Abstract

Thirty-nine patients with early post-infarction angina (all with significant, angiographically assessed coronary artery disease and a baseline asynergy on 2-D echo), performed a dipyridamole-echocardiography test (DET: 2-D echo monitoring with dipyridamole infusion, 0.14 mg kg-1 min-1 for 4 min). Twenty-nine patients had a positive DET (sensitivity = 74%). Two mechanical patterns of DET-positivity could be identified: a worsening of the asynergy in that same region showing a baseline asynergy (11 patients); a 'de novo' asynergy in a region remote from the one showing a baseline asynergy (18 patients); The prevalence of single-vessel disease was significantly higher in patients with type 1 positivity pattern (6 single-, three double- and two triple-vessel disease), while patients with type 2 positivity always showed a multivessel coronary involvement (8 double-, 10 triple-vessel disease).
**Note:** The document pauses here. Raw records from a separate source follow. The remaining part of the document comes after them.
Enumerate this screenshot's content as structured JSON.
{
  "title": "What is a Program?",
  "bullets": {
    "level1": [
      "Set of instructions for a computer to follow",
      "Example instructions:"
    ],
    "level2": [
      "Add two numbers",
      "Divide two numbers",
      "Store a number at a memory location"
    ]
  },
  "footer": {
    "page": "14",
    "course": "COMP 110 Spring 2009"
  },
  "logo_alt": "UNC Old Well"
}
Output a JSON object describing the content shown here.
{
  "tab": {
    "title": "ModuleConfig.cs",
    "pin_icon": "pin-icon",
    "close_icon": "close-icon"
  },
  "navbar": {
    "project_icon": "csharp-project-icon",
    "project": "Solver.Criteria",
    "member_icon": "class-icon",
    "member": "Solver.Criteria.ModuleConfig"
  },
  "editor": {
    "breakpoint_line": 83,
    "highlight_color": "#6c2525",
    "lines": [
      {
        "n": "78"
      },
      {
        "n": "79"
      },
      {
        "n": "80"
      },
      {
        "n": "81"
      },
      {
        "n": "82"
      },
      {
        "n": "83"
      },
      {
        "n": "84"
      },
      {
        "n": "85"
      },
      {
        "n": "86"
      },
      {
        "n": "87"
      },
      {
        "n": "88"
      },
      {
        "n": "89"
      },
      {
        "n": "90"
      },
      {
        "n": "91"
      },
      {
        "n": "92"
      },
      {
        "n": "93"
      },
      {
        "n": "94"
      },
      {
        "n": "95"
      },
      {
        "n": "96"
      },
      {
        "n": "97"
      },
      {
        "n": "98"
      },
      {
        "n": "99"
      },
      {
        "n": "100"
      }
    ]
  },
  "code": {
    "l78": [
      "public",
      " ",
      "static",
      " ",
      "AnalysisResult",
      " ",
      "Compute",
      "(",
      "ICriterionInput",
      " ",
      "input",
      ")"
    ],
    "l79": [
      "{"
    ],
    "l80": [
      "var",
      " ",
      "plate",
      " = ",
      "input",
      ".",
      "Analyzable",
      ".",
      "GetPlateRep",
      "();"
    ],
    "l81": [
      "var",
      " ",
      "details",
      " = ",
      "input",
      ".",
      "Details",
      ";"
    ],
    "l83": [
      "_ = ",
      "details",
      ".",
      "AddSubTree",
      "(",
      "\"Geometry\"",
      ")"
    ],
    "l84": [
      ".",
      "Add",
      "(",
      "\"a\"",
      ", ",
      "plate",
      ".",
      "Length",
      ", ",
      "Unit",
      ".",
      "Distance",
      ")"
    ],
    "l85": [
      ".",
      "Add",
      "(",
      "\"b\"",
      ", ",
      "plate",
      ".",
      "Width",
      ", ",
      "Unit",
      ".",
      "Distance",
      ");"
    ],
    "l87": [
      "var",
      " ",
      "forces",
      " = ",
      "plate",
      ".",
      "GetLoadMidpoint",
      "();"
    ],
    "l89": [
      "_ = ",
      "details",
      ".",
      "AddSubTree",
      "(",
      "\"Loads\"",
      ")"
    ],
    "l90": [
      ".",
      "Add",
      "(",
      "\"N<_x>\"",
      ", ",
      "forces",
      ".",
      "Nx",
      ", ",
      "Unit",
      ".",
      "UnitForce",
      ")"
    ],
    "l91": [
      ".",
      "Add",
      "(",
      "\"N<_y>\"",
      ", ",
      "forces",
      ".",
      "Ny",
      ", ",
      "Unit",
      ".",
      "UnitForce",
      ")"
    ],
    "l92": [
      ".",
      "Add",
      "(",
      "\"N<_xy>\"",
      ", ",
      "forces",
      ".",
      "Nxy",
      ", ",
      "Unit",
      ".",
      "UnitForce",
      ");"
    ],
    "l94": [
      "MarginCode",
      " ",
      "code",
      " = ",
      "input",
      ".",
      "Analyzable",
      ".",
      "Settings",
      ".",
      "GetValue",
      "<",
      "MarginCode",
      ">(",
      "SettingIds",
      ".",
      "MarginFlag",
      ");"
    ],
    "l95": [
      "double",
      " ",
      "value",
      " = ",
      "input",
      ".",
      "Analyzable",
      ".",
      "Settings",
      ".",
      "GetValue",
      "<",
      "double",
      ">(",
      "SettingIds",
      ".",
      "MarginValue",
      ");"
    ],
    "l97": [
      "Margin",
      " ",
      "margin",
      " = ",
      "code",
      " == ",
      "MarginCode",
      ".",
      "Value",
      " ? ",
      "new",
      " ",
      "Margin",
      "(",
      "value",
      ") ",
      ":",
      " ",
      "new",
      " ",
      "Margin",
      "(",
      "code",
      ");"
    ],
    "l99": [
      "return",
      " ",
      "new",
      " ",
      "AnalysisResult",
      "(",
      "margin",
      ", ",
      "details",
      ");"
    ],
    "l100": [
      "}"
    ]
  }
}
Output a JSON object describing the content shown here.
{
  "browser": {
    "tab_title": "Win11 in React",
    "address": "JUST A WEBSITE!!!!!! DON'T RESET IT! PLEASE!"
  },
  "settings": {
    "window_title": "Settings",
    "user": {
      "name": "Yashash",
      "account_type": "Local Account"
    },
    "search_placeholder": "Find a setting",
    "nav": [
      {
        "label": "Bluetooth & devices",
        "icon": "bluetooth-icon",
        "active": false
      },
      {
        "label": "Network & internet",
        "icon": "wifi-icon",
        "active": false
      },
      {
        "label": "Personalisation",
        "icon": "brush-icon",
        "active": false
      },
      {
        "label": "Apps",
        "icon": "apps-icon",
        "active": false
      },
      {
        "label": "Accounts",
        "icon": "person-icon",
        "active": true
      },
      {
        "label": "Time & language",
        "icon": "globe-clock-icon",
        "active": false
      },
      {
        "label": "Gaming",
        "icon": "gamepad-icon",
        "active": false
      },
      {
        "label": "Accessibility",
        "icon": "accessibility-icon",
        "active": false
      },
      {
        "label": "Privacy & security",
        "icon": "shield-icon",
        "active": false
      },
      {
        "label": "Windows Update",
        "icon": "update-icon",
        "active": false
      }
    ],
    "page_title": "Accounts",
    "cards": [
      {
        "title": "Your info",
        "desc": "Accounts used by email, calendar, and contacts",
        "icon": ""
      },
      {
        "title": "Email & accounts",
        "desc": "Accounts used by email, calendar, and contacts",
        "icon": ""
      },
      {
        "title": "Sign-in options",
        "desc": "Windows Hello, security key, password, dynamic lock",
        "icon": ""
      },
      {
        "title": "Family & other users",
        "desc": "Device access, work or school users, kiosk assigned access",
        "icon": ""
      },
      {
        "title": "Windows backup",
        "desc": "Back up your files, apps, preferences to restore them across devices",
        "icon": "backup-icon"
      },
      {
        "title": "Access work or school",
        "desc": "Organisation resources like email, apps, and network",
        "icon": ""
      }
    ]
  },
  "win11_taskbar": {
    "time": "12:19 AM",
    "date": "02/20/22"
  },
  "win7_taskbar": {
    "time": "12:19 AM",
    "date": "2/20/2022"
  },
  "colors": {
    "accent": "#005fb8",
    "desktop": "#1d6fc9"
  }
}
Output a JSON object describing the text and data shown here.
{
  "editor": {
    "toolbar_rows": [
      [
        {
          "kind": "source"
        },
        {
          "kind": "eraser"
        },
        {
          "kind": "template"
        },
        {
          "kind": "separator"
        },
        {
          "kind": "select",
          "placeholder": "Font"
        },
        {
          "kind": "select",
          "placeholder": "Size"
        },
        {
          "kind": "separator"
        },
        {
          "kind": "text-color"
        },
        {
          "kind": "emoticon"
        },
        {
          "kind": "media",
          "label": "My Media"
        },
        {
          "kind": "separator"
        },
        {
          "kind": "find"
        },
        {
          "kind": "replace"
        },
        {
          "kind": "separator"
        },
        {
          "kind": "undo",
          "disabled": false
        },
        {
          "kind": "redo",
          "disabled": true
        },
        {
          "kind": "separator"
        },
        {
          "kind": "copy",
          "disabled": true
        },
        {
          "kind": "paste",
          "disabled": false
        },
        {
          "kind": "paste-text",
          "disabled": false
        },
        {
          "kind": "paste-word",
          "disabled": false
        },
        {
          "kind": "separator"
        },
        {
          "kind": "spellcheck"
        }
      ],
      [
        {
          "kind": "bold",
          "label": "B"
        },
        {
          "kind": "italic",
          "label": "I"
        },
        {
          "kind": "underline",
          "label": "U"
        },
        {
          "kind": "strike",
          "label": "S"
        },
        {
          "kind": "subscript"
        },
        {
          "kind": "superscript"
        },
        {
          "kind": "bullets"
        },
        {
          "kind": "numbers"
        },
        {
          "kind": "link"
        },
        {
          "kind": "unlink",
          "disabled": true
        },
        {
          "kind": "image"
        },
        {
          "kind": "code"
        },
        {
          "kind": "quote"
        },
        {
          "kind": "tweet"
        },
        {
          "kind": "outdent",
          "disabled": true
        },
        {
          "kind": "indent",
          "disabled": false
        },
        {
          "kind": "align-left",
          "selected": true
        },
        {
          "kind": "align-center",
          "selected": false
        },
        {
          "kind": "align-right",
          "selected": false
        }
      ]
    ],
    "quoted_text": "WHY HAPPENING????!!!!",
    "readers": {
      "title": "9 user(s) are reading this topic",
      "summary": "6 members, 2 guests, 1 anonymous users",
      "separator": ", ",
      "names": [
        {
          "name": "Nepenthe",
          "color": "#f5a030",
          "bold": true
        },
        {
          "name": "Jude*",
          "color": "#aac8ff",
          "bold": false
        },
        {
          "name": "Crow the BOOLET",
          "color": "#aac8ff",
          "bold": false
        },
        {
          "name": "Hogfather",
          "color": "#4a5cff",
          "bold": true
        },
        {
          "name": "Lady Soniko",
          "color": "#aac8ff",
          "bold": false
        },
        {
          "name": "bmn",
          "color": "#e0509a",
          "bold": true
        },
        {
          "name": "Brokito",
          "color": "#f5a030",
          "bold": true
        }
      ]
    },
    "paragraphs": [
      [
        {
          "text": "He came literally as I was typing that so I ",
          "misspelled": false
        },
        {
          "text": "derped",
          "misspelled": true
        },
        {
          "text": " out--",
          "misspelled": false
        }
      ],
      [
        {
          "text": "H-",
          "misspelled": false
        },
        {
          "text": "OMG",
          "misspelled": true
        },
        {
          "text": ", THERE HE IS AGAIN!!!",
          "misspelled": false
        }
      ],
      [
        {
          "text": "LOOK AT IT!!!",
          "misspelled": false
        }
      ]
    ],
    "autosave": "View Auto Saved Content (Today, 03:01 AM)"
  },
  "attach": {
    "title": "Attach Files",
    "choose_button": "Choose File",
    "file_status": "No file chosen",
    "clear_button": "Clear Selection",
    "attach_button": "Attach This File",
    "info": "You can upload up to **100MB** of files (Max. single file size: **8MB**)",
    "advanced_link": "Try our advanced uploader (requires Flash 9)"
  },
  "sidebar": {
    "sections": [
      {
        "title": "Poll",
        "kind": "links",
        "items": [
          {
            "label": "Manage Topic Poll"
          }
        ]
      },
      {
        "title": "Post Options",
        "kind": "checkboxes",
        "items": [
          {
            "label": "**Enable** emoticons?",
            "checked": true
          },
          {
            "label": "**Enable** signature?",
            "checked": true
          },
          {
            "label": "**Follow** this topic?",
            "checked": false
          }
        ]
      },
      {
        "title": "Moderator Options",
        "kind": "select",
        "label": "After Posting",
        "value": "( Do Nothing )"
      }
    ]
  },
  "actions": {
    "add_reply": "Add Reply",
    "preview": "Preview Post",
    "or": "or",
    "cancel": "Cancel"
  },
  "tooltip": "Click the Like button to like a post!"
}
In 4 of the 10 patients with 3-vessel disease and type 2 asynergy, such asynergy developed in a territory different from the one supplied by the more stenotic non-infarct-related vessel. In conclusion, DET represents a safe and feasible tool effectively to localize ischaemia, relative to the infarcted region, and to evaluate the haemodynamic significance of coronary lesions in patients with post-infarction angina.